Dessa forma, os clássicos vão além do papel de ampliar o conhecimento “acadêmico” dos jovens. “A leitura dos clássicos está muito além das provas e do vestibular. Você não lê pra entrar na faculdade, lê pra vida”, pontua Alessandra.
Por brasis que vêm de baixo
Para Welington Andrade, “todo e qualquer conteúdo escolar não se esgota nele mesmo”. Assim sendo, “não existem conteúdos inadequados ou chatos para a educação. O que existe são conteúdos mal aproveitados, mal explorados”.
Diretor da Faculdade Cásper Líbero e professor da instituição desde 1997, Welington é graduado em Artes Cênicas pela Uni-Rio e em Letras pela USP, onde também obteve os títulos de mestre e doutor em Literatura Brasileira.
Em sua opinião, “a ideia de que os jovens acham a leitura uma atividade entediante é tão velha quanto a própria escola”. “Será que o olhar irônico por meio do qual Machadode Assis denuncia os desmandos das classes dirigentes brasileiras já se esgotou? Por que será, então, que Criolo e Emicida citam Machado na letra de “Dedo na ferida”?”
Ao vencedor, as batatas!
Como alguém que acompanha os posicionamentos do influenciador, Welington pontua que “Felipe Neto tem prestado um belo serviço como comunicador de massa”. Mas também faz questão de explicar que silenciar autores clássicos “seria terrível”. Até porque, "muitas vezes o best-seller enche os olhos e esvazia a cabeça".
“A missão da escola é mostrar aos jovens que Álvares de Azevedo e Machado de Assis, dentre tantos outros escritores do chamado cânone literário, ainda têm muito o que falar”, explica. “Se não houvesse Shakespeare, por exemplo, grande parte das narrativas épicas das séries de TV atuais simplesmente não existiria.”

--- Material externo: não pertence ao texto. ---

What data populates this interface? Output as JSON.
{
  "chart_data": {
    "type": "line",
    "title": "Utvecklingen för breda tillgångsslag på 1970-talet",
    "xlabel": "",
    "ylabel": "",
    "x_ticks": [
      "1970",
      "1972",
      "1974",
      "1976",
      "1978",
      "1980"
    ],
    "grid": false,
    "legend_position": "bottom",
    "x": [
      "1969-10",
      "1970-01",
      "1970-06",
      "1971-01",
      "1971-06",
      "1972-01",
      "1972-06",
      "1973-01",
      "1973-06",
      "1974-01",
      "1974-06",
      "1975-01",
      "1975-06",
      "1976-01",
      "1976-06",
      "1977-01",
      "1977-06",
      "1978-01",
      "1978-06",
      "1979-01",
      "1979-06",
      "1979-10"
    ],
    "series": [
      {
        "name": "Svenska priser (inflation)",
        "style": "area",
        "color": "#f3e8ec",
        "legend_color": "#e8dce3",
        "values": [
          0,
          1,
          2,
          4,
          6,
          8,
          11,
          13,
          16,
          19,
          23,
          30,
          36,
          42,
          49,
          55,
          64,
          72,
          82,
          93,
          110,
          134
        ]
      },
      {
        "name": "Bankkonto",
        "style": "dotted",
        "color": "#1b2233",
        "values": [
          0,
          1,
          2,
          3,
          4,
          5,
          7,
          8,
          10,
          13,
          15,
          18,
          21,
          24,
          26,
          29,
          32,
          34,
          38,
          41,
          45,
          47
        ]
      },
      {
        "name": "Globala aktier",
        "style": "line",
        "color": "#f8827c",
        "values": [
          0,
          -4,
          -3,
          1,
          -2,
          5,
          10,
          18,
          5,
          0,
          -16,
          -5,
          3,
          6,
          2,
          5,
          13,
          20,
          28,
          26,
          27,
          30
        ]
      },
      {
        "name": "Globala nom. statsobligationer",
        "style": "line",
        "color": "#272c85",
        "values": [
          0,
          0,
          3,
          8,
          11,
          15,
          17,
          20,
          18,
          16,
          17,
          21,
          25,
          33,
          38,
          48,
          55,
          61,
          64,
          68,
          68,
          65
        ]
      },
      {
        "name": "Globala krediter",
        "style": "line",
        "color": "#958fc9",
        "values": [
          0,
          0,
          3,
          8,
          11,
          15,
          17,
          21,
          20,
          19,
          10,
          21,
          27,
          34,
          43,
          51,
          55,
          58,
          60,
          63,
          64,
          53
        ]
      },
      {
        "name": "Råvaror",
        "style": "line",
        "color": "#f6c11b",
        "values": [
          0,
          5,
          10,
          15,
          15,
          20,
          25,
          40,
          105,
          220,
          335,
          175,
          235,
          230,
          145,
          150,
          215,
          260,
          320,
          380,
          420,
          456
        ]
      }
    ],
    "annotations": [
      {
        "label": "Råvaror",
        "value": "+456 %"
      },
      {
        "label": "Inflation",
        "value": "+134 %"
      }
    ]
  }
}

É isso que Alessandra defende quando fala que “a leitura dos clássicos é importante, porque mostra que experiências pelas quais estamos passando agora, já foram passadas por outras pessoas”. Daí o cunho atemporal das obras tidas como canônicas.
Na opinião da educadora, “sugerir uma modernização das listas dos livros obrigatórios é algo válido, que pode ser importante. Mas a gente não pode cair no radicalismo de que é uma coisa ou outra. Não podemos subestimar a capacidade do adolescente”.
Por fim, ela aponta que “quando o aluno não tem incentivo à leitura e, ao chegar no ensino médio, ele se depara com a palavra obrigação, sua tendência inicial é negar aquilo [os livros]. Mas essa primeira barreira cabe ao professor desmistificar”.